Giambra was born in 1933 on Georgia Street on Buffalo’s Lower West Side. The cultural and colorful descriptions of the early Lower West Side were insightfully created through the cultural and environmental lens from his Georgia Street home and neighborhood. Those beautiful words provide cultural clarity and a bridge to understanding the Lower West Side the way Giambra vividly and eloquently describes it. His great literary works are part of the city’s annals for appreciation now and for posterity.

“His family recalls that he received his early passion for music and drama from Anne Rodenhoffer, an elementary school teacher at the old Public School No. 2. He went on to Hutchinson Central High School where he formed a band that maintained a steady business at weddings, parties, and other events,” writes Sean Kirst in the Buffalo News.

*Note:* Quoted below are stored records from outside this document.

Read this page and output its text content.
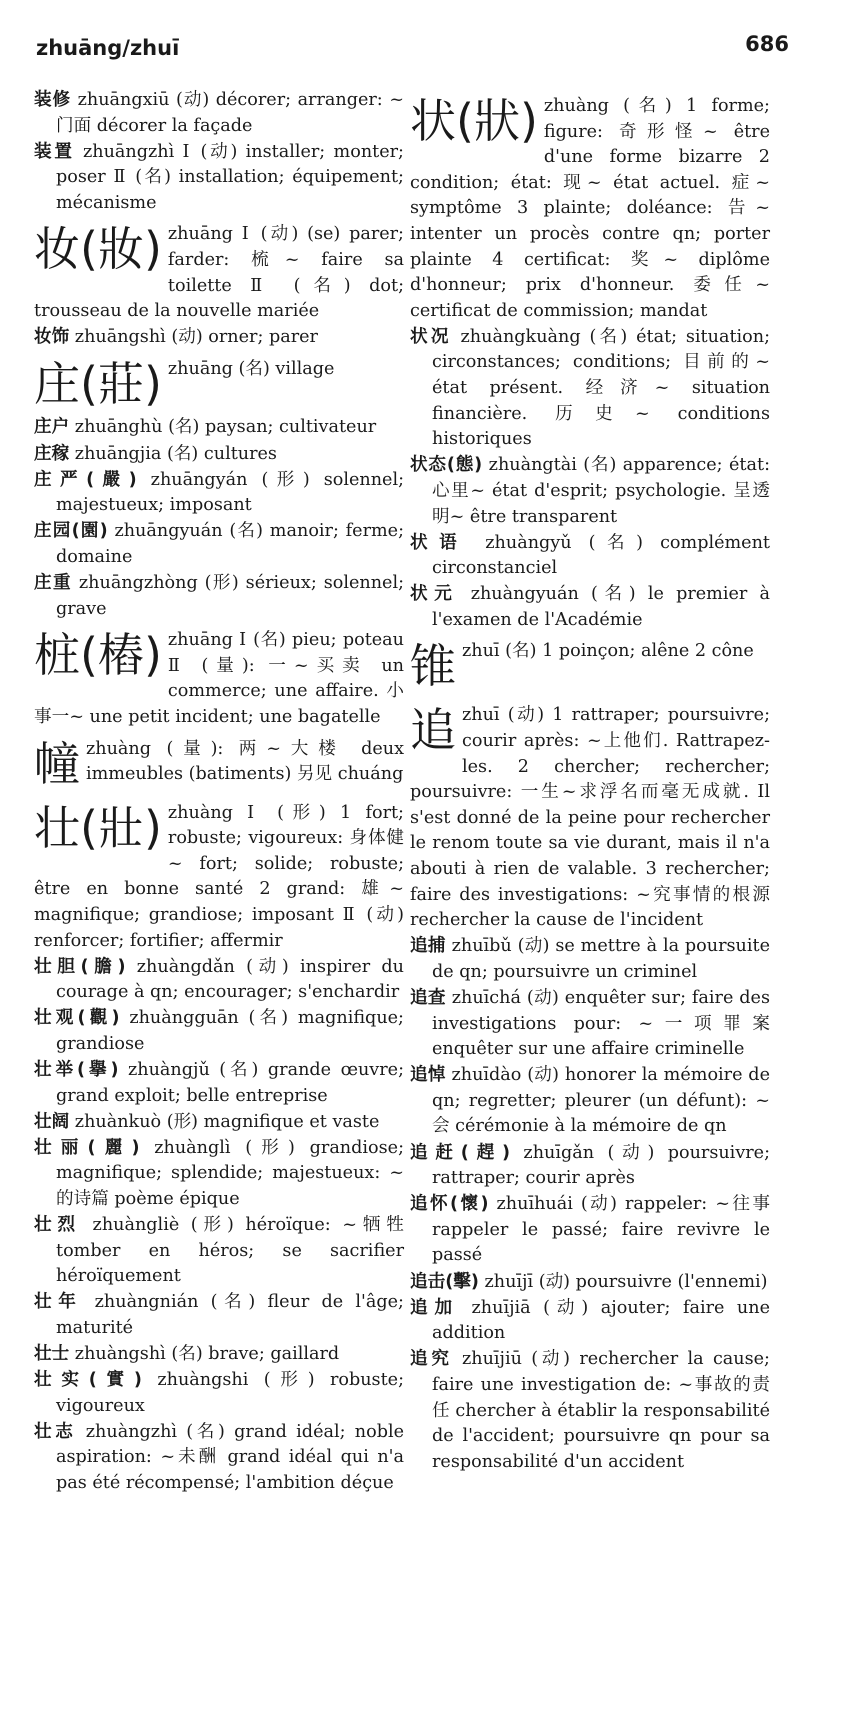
zhuāng/zhuī	686
装修 zhuāngxiū (动) décorer; arranger: ~门面 décorer la façade
装置 zhuāngzhì Ⅰ (动) installer; monter; poser Ⅱ (名) installation; équipement; mécanisme
妆(妝) zhuāng Ⅰ (动) (se) parer; farder: 梳~ faire sa toilette Ⅱ (名) dot; trousseau de la nouvelle mariée
妆饰 zhuāngshì (动) orner; parer
庄(莊) zhuāng (名) village
庄户 zhuānghù (名) paysan; cultivateur
庄稼 zhuāngjia (名) cultures
庄严(嚴) zhuāngyán (形) solennel; majestueux; imposant
庄园(園) zhuāngyuán (名) manoir; ferme; domaine
庄重 zhuāngzhòng (形) sérieux; solennel; grave
桩(樁) zhuāng Ⅰ (名) pieu; poteau Ⅱ (量): 一~买卖 un commerce; une affaire. 小事一~ une petit incident; une bagatelle
幢 zhuàng (量): 两~大楼 deux immeubles (batiments) 另见 chuáng
壮(壯) zhuàng Ⅰ (形) 1 fort; robuste; vigoureux: 身体健~ fort; solide; robuste; être en bonne santé 2 grand: 雄~ magnifique; grandiose; imposant Ⅱ (动) renforcer; fortifier; affermir
壮胆(膽) zhuàngdǎn (动) inspirer du courage à qn; encourager; s'enchardir
壮观(觀) zhuàngguān (名) magnifique; grandiose
壮举(擧) zhuàngjǔ (名) grande œuvre; grand exploit; belle entreprise
壮阔 zhuànkuò (形) magnifique et vaste
壮丽(麗) zhuànglì (形) grandiose; magnifique; splendide; majestueux: ~的诗篇 poème épique
壮烈 zhuàngliè (形) héroïque: ~牺牲 tomber en héros; se sacrifier héroïquement
壮年 zhuàngnián (名) fleur de l'âge; maturité
壮士 zhuàngshì (名) brave; gaillard
壮实(實) zhuàngshi (形) robuste; vigoureux
壮志 zhuàngzhì (名) grand idéal; noble aspiration: ~未酬 grand idéal qui n'a pas été récompensé; l'ambition déçue
状(狀) zhuàng (名) 1 forme; figure: 奇形怪~ être d'une forme bizarre 2 condition; état: 现~ état actuel. 症~ symptôme 3 plainte; doléance: 告~ intenter un procès contre qn; porter plainte 4 certificat: 奖~ diplôme d'honneur; prix d'honneur. 委任~ certificat de commission; mandat
状况 zhuàngkuàng (名) état; situation; circonstances; conditions; 目前的~ état présent. 经济~ situation financière. 历史~ conditions historiques
状态(態) zhuàngtài (名) apparence; état: 心里~ état d'esprit; psychologie. 呈透明~ être transparent
状语 zhuàngyǔ (名) complément circonstanciel
状元 zhuàngyuán (名) le premier à l'examen de l'Académie
锥 zhuī (名) 1 poinçon; alêne 2 cône
追 zhuī (动) 1 rattraper; poursuivre; courir après: ~上他们. Rattrapez-les. 2 chercher; rechercher; poursuivre: 一生~求浮名而毫无成就. Il s'est donné de la peine pour rechercher le renom toute sa vie durant, mais il n'a abouti à rien de valable. 3 rechercher; faire des investigations: ~究事情的根源 rechercher la cause de l'incident
追捕 zhuībǔ (动) se mettre à la poursuite de qn; poursuivre un criminel
追查 zhuīchá (动) enquêter sur; faire des investigations pour: ~一项罪案 enquêter sur une affaire criminelle
追悼 zhuīdào (动) honorer la mémoire de qn; regretter; pleurer (un défunt): ~会 cérémonie à la mémoire de qn
追赶(趕) zhuīgǎn (动) poursuivre; rattraper; courir après
追怀(懷) zhuīhuái (动) rappeler: ~往事 rappeler le passé; faire revivre le passé
追击(擊) zhuījī (动) poursuivre (l'ennemi)
追加 zhuījiā (动) ajouter; faire une addition
追究 zhuījiū (动) rechercher la cause; faire une investigation de: ~事故的责任 chercher à établir la responsabilité de l'accident; poursuivre qn pour sa responsabilité d'un accident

“We, the many, many people he loved and touched, are left with a big hole in our lives. For me, there will always be something missing,” painfully writes Tom Naples, his old friend, a guitarist who often worked with Giambra.

Giambra is survived by his wife of 66 years, Shirley, a son and grandson, Gregory Sr. and Gregory Jr., and he was preceded in death by a daughter, Michele.